Importa dizer, desde logo, que o princípio constitucional do juiz natural é um princípio de que o Estado de
direito não pode prescindir e daí que tudo o que deva ser feito para o proteger, para o salvaguardar, é,
naturalmente, importante. Perante o surgimento de dúvidas sobre a sua aplicação e até perante as informações
que nos foram dadas, muito detalhada e francamente, de que havia situações em que se justificava abrir
exceções não tanto ao princípio do juiz natural, mas no sentido de haver uma distribuição que, em algumas
situações justificadas, escapasse a um princípio de pura aleatoriedade, trata-se de algo que, efetivamente,
merece reflexão. É que, a partir daí, com a abertura de uma pequena porta que seja, é possível que entrem
coisas que não desejamos, no que diz respeito à subversão do princípio da aleatoriedade e, consequentemente,
do juiz natural.
Daí que, do nosso ponto de vista, sejam bem-vindas as iniciativas que venham no sentido de procurar dotar
o sistema de distribuição dos processos pelos juízes de critérios de sindicância, ou seja, que procurem que o
sorteio que é feito e que dá lugar à distribuição dos processos seja controlável pelos vários agentes judiciários,
isto é, que tenha, naturalmente, uma direção judicial, como deve ser, mas que os vários intervenientes no
sistema, designadamente o Ministério Público e os advogados, tenham condições institucionalizadas para
participarem nesse processo, de modo a verificarem, de forma cabal, a aplicação do princípio do juiz natural e
a poderem, obviamente, fiscalizar as exceções que, justificadamente, lhe tenham de ser introduzidas,
nomeadamente por via da existência de escusas ou impedimentos na atribuição de determinado processo a
determinado juiz.
Portanto, achamos bem estas iniciativas, achamos que a questão que o Sr. Deputado José Magalhães, há
pouco, referiu, quando disse que não podemos retroceder a meados do século XX na distribuição de processos,
para regressar, pura e simplesmente, ao papel, está correta, e creio que também não é isso que se pretende,
mas aquilo que, de facto, importa salvaguardar é que haja transparência neste processo, porque, efetivamente,
isso é fundamental para a justiça.
Uma das críticas que a justiça, por vezes, sofre é a de falta de transparência no seu funcionamento mas, não
defendendo nós que a justiça não deva funcionar com a necessária discrição — não pretendemos uma justiça
espaventosa, designadamente em termos públicos e mediáticos —, consideramos que a transparência, naquilo
que é essencial, é um valor importante. Mas tendo havido, há uns tempos, dúvidas relativamente à aleatoriedade
na atribuição dos processos, é importante que essas dúvidas sejam dissipadas e que a Assembleia da República
faça o que está ao seu alcance para criar um sistema que seja — permitam-me a expressão — à prova de bala
do ponto de vista da genuinidade e da correção da distribuição dos processos.
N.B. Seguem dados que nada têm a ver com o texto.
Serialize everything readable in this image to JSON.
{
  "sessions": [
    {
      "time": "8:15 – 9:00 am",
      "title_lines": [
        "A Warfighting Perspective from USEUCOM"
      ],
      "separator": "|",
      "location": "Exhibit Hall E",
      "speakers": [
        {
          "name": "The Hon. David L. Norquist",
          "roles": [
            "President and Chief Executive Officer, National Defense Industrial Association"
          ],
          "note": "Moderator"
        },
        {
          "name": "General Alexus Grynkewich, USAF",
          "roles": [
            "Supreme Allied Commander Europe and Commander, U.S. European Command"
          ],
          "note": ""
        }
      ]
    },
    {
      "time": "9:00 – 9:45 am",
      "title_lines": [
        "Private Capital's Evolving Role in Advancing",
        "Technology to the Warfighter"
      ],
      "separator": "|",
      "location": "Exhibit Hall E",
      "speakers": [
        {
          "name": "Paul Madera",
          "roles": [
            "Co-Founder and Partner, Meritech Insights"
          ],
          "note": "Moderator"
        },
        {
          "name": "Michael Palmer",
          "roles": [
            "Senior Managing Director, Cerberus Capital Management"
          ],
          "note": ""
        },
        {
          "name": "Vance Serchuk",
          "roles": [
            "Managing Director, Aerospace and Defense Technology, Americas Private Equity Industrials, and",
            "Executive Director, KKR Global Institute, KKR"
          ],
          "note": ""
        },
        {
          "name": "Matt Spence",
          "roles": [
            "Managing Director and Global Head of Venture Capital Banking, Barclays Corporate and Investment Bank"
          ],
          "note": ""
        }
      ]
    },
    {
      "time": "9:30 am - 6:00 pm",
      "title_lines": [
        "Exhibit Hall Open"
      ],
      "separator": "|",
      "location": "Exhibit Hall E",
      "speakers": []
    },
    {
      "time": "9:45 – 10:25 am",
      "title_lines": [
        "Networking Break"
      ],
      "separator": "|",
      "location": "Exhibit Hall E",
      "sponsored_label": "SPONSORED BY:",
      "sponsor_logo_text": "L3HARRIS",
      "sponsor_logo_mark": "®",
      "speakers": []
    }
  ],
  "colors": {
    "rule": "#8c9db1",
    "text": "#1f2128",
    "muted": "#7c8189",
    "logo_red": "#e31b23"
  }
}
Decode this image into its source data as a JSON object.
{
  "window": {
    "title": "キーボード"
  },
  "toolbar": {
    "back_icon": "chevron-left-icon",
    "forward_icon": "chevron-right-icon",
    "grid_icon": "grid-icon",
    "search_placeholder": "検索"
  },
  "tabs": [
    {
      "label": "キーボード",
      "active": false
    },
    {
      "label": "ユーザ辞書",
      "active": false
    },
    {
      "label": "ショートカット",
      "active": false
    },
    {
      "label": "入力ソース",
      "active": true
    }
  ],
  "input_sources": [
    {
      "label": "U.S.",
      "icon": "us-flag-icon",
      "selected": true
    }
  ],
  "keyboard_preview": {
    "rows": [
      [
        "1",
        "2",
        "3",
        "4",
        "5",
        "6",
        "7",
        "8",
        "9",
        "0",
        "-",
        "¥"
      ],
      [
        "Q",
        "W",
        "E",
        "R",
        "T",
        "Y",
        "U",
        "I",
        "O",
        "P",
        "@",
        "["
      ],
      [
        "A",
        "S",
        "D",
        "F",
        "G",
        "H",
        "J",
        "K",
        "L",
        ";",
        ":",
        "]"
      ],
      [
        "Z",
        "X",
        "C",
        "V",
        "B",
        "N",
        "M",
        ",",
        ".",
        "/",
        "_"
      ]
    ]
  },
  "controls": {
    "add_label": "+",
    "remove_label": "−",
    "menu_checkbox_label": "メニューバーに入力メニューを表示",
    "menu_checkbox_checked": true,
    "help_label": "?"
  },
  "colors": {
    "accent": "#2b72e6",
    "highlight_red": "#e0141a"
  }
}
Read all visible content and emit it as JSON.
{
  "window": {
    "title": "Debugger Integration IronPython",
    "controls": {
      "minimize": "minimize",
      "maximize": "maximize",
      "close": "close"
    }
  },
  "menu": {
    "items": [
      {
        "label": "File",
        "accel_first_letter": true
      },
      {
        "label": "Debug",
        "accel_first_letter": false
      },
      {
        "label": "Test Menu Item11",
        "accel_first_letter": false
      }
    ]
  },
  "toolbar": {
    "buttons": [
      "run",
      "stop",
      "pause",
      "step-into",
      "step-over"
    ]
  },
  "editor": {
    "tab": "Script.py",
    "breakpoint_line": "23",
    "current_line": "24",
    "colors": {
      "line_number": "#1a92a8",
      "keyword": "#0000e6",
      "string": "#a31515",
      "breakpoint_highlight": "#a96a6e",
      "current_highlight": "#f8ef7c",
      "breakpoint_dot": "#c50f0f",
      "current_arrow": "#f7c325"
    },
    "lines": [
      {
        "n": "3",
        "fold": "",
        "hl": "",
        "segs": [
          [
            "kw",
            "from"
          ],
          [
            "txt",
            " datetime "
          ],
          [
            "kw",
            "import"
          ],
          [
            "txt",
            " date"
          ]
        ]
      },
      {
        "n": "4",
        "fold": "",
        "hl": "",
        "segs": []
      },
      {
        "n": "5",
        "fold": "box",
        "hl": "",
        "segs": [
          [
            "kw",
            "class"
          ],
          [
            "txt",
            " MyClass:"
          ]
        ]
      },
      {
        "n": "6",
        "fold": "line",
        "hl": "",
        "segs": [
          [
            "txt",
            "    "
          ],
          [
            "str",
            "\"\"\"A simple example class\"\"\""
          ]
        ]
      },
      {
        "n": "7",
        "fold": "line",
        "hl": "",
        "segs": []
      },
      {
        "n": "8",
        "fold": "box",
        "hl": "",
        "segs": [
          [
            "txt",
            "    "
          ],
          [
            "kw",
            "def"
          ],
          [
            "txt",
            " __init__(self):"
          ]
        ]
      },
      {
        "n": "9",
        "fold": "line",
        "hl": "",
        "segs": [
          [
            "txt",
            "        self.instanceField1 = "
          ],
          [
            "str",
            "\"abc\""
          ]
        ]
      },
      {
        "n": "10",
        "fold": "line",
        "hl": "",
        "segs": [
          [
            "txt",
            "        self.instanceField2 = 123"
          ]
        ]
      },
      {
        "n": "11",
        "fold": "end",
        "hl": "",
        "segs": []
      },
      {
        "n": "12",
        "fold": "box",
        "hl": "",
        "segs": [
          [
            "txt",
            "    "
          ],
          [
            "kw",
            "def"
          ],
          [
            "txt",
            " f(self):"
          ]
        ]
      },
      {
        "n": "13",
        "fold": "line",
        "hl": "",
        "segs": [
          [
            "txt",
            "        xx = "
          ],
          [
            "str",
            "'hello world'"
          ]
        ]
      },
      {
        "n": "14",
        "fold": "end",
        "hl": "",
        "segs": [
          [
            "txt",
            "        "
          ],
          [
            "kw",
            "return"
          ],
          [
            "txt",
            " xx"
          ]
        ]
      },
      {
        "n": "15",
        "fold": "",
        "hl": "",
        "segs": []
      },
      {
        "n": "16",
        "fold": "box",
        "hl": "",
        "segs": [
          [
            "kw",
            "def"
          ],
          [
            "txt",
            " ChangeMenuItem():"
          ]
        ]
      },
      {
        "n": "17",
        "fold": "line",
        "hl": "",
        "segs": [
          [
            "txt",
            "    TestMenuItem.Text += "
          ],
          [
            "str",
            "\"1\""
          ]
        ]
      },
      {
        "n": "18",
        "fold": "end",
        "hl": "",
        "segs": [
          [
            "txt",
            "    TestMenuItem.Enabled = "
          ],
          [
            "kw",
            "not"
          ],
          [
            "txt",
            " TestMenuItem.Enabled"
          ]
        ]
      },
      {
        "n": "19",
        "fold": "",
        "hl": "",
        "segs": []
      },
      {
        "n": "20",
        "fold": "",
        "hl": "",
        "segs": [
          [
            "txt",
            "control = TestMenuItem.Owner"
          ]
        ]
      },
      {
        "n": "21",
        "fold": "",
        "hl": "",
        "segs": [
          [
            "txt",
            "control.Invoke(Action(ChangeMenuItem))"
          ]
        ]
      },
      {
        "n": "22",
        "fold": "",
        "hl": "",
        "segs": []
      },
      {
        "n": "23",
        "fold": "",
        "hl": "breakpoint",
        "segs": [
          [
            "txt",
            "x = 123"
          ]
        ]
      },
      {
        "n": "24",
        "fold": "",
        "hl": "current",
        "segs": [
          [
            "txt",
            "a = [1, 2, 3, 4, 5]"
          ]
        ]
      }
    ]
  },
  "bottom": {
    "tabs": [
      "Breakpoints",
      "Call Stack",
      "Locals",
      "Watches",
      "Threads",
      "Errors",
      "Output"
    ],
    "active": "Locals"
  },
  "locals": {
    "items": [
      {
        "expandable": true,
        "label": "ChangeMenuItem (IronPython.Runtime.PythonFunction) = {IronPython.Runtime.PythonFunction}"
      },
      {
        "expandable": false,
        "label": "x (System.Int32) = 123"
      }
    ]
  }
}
Daí, encaramos favoravelmente estas iniciativas. Obviamente, haverá aperfeiçoamentos que será necessário
fazer e estamos inteiramente disponíveis para isso.
Aplausos do PCP.
O Sr. Presidente (Fernando Negrão): — Dou agora a palavra ao Sr. Deputado Telmo Correia, do CDS-PP.
O Sr. Telmo Correia (CDS-PP): — Sr. Presidente, Srs. Deputados, somando a nossa opinião relativamente
a grande parte do que já foi dito, e sem discordâncias de fundo em relação a praticamente todas as intervenções,
gostaria de dizer o seguinte: de facto, como aqui foi dito, conhecemos — ou presumimos conhecer — a origem
destas propostas e do que está, hoje em dia, em cima da mesa.
Portanto, a origem disto foram situações de uma enorme gravidade em que se gerou uma convicção e uma
suspeição. É verdade que nada está decidido, mas temos todos a profunda convicção de que pode ter havido
factos, inclusivamente do foro criminal, que permitiram adulterar o que devia ser a escolha normal, a escolha de
um juiz natural.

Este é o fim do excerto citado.